Pourtant, le brevet constitue un instrument stratégique pour
les entreprises qui s'expriment en termes de concurrence, de
protection de marchés existant, d'ouverture de nouveaux marchés
et qui génèrent le paiement de redevances/royalties au profit
de son titulaire. Il contribue également à la veille technologique
et à l'intelligence économique de l'entreprise.
Par ailleurs, à la fin du siècle dernier (1995-2000), on a pu
lire dans la presse l'acceptation, par l'Office des Brevets
des États-Unis, de brevets portant sur des procédés et des méthodes
commerciales dans le domaine du commerce électronique en ligne.
Les exemples les plus célèbres sont le " one- click " d'Amazon.com
et le " reverse auction " de la société Priceline.com. A la
vérité, il y a peu de domaines qui ne soient affectés par cette
lame de fond : l'anonymisation des " butineurs " sur le web
ou de leurs paiements, les images " *.gif " brevetée par Unisys
et qui figurent dans la plupart des pages web, le format " pdf
" (Portable Document Format) propriété d'Adobe. Tous les " business
models ", plus ou moins nouveaux et innovants comme le brevet
sur l'aide en ligne actionnée par une touche du clavier, sont
protégeables outre-atlantique alors que sur le vieux continent
une position de principe semble prévaloir. Si une réponse négative
est de mise au sein de la doctrine académique, la pratique de
conseils en brevets d'invention s'oriente de plus en plus vers
le dépôt de telles " inventions ".
Un projet de directive européenne sur la brevetabilité des logiciels
a été soumis aux États, elle a été suivie d'une consultation
publique et d'une Conférence diplomatique pour la révision de
la Convention sur la délivrance du brevet européen (novembre
2000).
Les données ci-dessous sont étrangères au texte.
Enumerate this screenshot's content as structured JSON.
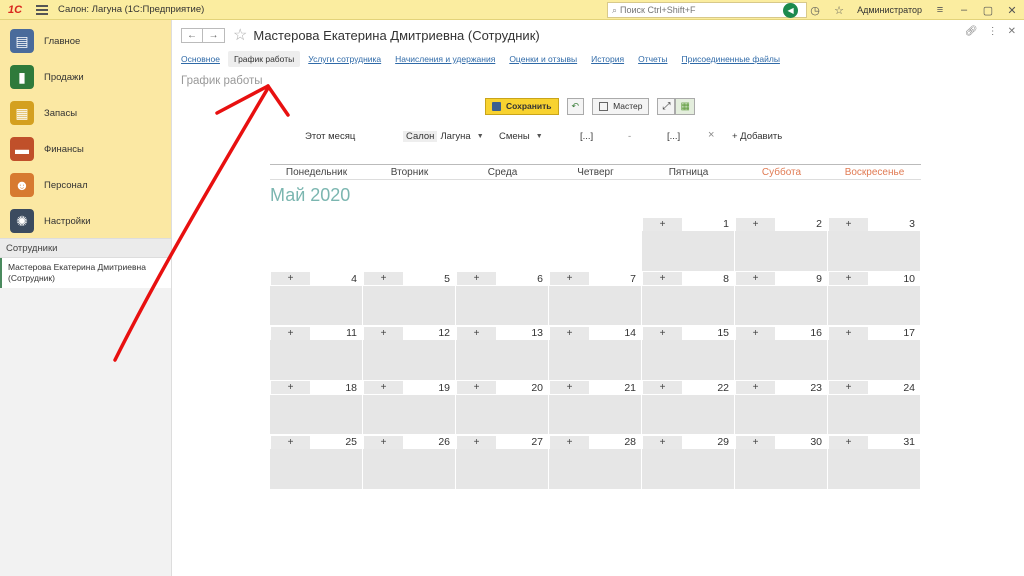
{
  "topbar": {
    "logo": "1С",
    "title": "Салон: Лагуна  (1С:Предприятие)",
    "search_placeholder": "Поиск Ctrl+Shift+F",
    "user": "Администратор"
  },
  "sidebar": {
    "items": [
      {
        "label": "Главное",
        "icon": "clipboard-icon",
        "color": "#4a6b9b"
      },
      {
        "label": "Продажи",
        "icon": "chart-icon",
        "color": "#2f7a3b"
      },
      {
        "label": "Запасы",
        "icon": "boxes-icon",
        "color": "#d4a020"
      },
      {
        "label": "Финансы",
        "icon": "wallet-icon",
        "color": "#c0502a"
      },
      {
        "label": "Персонал",
        "icon": "people-icon",
        "color": "#d77a30"
      },
      {
        "label": "Настройки",
        "icon": "gear-icon",
        "color": "#3b4b5f"
      }
    ],
    "section_header": "Сотрудники",
    "open_item": "Мастерова Екатерина Дмитриевна (Сотрудник)"
  },
  "doc": {
    "title": "Мастерова Екатерина Дмитриевна (Сотрудник)"
  },
  "tabs": [
    {
      "label": "Основное",
      "active": false
    },
    {
      "label": "График работы",
      "active": true
    },
    {
      "label": "Услуги сотрудника",
      "active": false
    },
    {
      "label": "Начисления и удержания",
      "active": false
    },
    {
      "label": "Оценки и отзывы",
      "active": false
    },
    {
      "label": "История",
      "active": false
    },
    {
      "label": "Отчеты",
      "active": false
    },
    {
      "label": "Присоединенные файлы",
      "active": false
    }
  ],
  "section_title": "График работы",
  "commands": {
    "save": "Сохранить",
    "master": "Мастер"
  },
  "filters": {
    "period": "Этот месяц",
    "salon_label": "Салон",
    "salon_value": "Лагуна",
    "shifts": "Смены",
    "date_from": "[...]",
    "dash": "-",
    "date_to": "[...]",
    "clear": "×",
    "add": "+ Добавить"
  },
  "calendar": {
    "weekdays": [
      "Понедельник",
      "Вторник",
      "Среда",
      "Четверг",
      "Пятница",
      "Суббота",
      "Воскресенье"
    ],
    "month": "Май 2020",
    "first_weekday_index": 4,
    "days_in_month": 31,
    "plus": "+"
  },
  "colors": {
    "accent": "#fbeda0",
    "weekend": "#e07a52",
    "month_title": "#7bb6b0",
    "annotation": "#e81010"
  }
}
Le résultat a consisté au blocage de la révision du Traité
de Munich. Le Gouvernement français a demandé deux avis : l'un
à la Commission des technologies, l'autre à un groupe interministériel,
afin de faire connaître sa position à la Commission. Il semblerait
que l'on s'oriente dans le sens de la brevetabilité " encadrée
" des logiciels à l'instar des États-Unis et du Japon, mais
de façon plus modérée. Il faudra toujours que l'on continue
de respecter les trois conditions essentielles du droit du brevet
: nouveauté, activité inventive et application industrielle.
Toutefois, une pareille entreprise ne sera pas aisée en matière
de logiciels. Pour ce qui touche aux méthodes commerciales,
il semble se dégager un large consensus, tant en France qu'au
niveau européen, pour refuser leur brevetabilité.
Entre temps, un premier pas vers la brevetabilité des logiciels
a été réalisé sous l'influence d'une jurisprudence majoritaire.
La Commission européenne a présenté le 20 novembre 2002, sa
proposition de directive " concernant la brevetabilité des inventions
mises en œuvre par ordinateur ". Ce texte est l'aboutissement
des consultations entamées depuis plus de 3 ans.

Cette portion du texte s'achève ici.